D'après les signatures sur les registres on peut dresser la liste ci-dessous :

Il n'y eut plus de signatures de maires jusqu'en 1800. Le poste dut rester vacant, puis supprimé et remplacé par celui de Président du Conseil cantonal jusqu'en 1800. La Constitution de l'an VIII, rétablit les communes rurales avec leurs municipalités, mais les maires étaient désignés par le Préfet ce qui limitait l'indépendance des élus locaux.

 

MESLIN François (4 février 1800-janvier 1813) Directeur, puis Maître de Forges de Riaillé

PATTIER René 10 janvier 1813-25 octobre 1815 Officier de Santé, résidait à la Poitevinière

VERGER Michel 15 octobre 1815-octobre 1825)

HUGUENIN Prudent (2 octobre 1825-19 mai 1829) date de son décès

MELUSSEAU Julien (mai 1829-octobre 1830)

DEMANGEAT Xavier (17 octobre 1830-novembre 1832) démissionne en 1832 mais reste maire adjoint jusqu'en 1848

BOURCIER Pierre (4 novembre 1832-décembre 1834)

GUERIN Jean (8 décembre 1834-mai 1847)

BOURCIER François (16 mai 1847-janvier 1852)

BIDET Louis (15 janvier 1852-novembre 1870)

RICHARD Julien (7 mai 1871-14 avril 1872) sur démission

GUERIN Eugène (9 mai 1872-mai 1874)

HUGE Marcel (24 mai 1874-mars 1878)

PERCHE Jean-Marie (7 mars 1878-décembre 1878)

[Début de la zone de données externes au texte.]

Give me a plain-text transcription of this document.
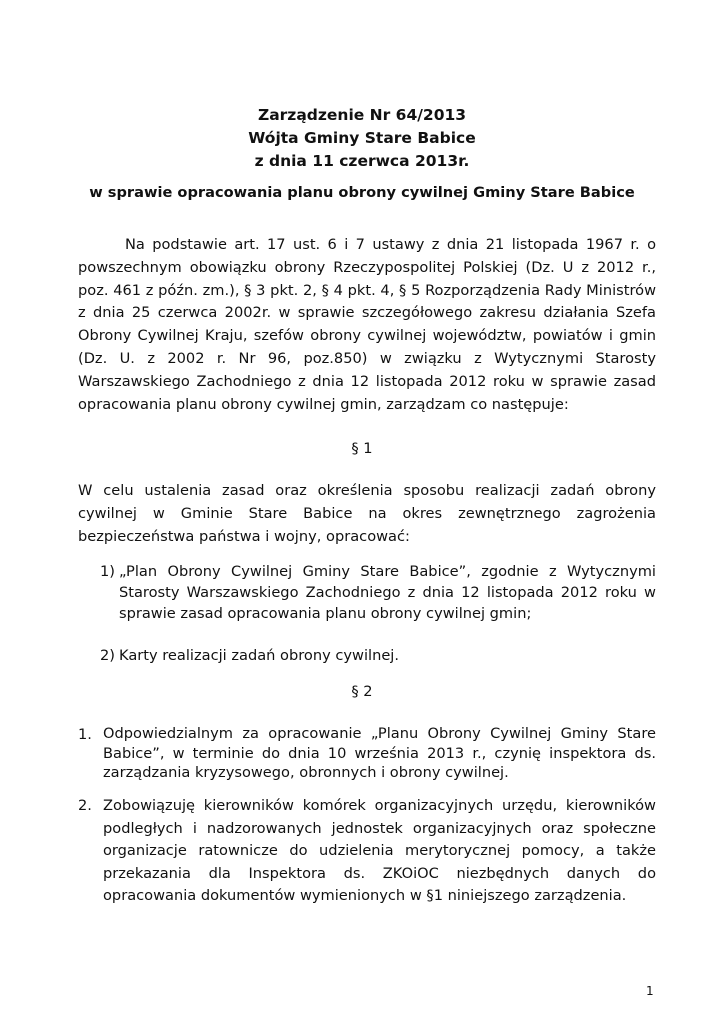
Zarządzenie Nr 64/2013
Wójta Gminy Stare Babice
z dnia 11 czerwca 2013r.
w sprawie opracowania planu obrony cywilnej Gminy Stare Babice

Na podstawie art. 17 ust. 6 i 7 ustawy z dnia 21 listopada 1967 r. o powszechnym obowiązku obrony Rzeczypospolitej Polskiej (Dz. U z 2012 r., poz. 461 z późn. zm.), § 3 pkt. 2, § 4 pkt. 4, § 5 Rozporządzenia Rady Ministrów z dnia 25 czerwca 2002r. w sprawie szczegółowego zakresu działania Szefa Obrony Cywilnej Kraju, szefów obrony cywilnej województw, powiatów i gmin (Dz. U. z 2002 r. Nr 96, poz.850) w związku z Wytycznymi Starosty Warszawskiego Zachodniego z dnia 12 listopada 2012 roku w sprawie zasad opracowania planu obrony cywilnej gmin, zarządzam co następuje:

§ 1

W celu ustalenia zasad oraz określenia sposobu realizacji zadań obrony cywilnej w Gminie Stare Babice na okres zewnętrznego zagrożenia bezpieczeństwa państwa i wojny, opracować:

1) „Plan Obrony Cywilnej Gminy Stare Babice”, zgodnie z Wytycznymi Starosty Warszawskiego Zachodniego z dnia 12 listopada 2012 roku w sprawie zasad opracowania planu obrony cywilnej gmin;

2) Karty realizacji zadań obrony cywilnej.

§ 2
1. Odpowiedzialnym za opracowanie „Planu Obrony Cywilnej Gminy Stare Babice”, w terminie do dnia 10 września 2013 r., czynię inspektora ds. zarządzania kryzysowego, obronnych i obrony cywilnej.

2. Zobowiązuję kierowników komórek organizacyjnych urzędu, kierowników podległych i nadzorowanych jednostek organizacyjnych oraz społeczne organizacje ratownicze do udzielenia merytorycznej pomocy, a także przekazania dla Inspektora ds. ZKOiOC niezbędnych danych do opracowania dokumentów wymienionych w §1 niniejszego zarządzenia.

1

LEFOULON Arsène (8 décembre 1878-mai 1882)

BARDOUL Pierre (7 mai 1882-janvier 1886)

JUTEAU Joseph (18 janvier 1886-janvier 1889)

RICHARD Julien (1er janvier 1889-mai 1908)

DE LA JARTE Gaston (17 mai 1908-mai 1945) avec interruption de 1914 à 1919

CHAUVEL (1914-1919) maire adjoint

VANNIER Francis (20 mai 1945-mai 1949)

GAUTIER Pierre père (15 mai 1949-décembre 1956)

GAUTIER Pierre fils (janvier 1957-mars 1962)

FERRE Jean 22 avril 1962-mars 1977)

TILLAUT Louis 20 mars 1977

 

Conseil municipal de 1800

Les électeurs de Riaillé avaient élu comme officiers municipaux :

MESLIN François, nommé maire

PATTIER René, nommé maire adjoint

VERGER Michel, maison de la Graînerie dans le bourg

PERCHÉE Jean, cloutier, au bourg

VIGNAL Victorien, ex-garde de chasse en chef

GARNIER Jean, voiturier en charbons, à la Poitevinière

ROUGÉ Guillaume de la Meilleraie

COUÉ Julien, Saint-Louis

BAUDOIN Louis, du Bois-Laurent

BAUDOIN Jean, de la Chevasné

Ce conseil municipal était tenu par des hommes modérés. Ils ne s'étaient pas vraiment engagés dans les troubles révolutionnaires, ni d'un coté, ni de l'autre.

La nouvelle municipalité eut la charge assez délicate de faire reprendre à la commune une forme de vie à peu près normale. Certes les gens de Riaillé savaient apprécier les bienfaits de la paix retrouvée, mais tous les problèmes n'étaient pas résolus pour cela et en particulier celui des impôts. Si, en effet, on avait aboli avec raison les privilèges de l'Ancien régime, la nouvelle République et bientôt l'Empire auront un immense besoin d'argent, en particulier pour soutenir la guerre qui continuera à l'extérieur avec presque toutes les nations voisines coalisées contre la France.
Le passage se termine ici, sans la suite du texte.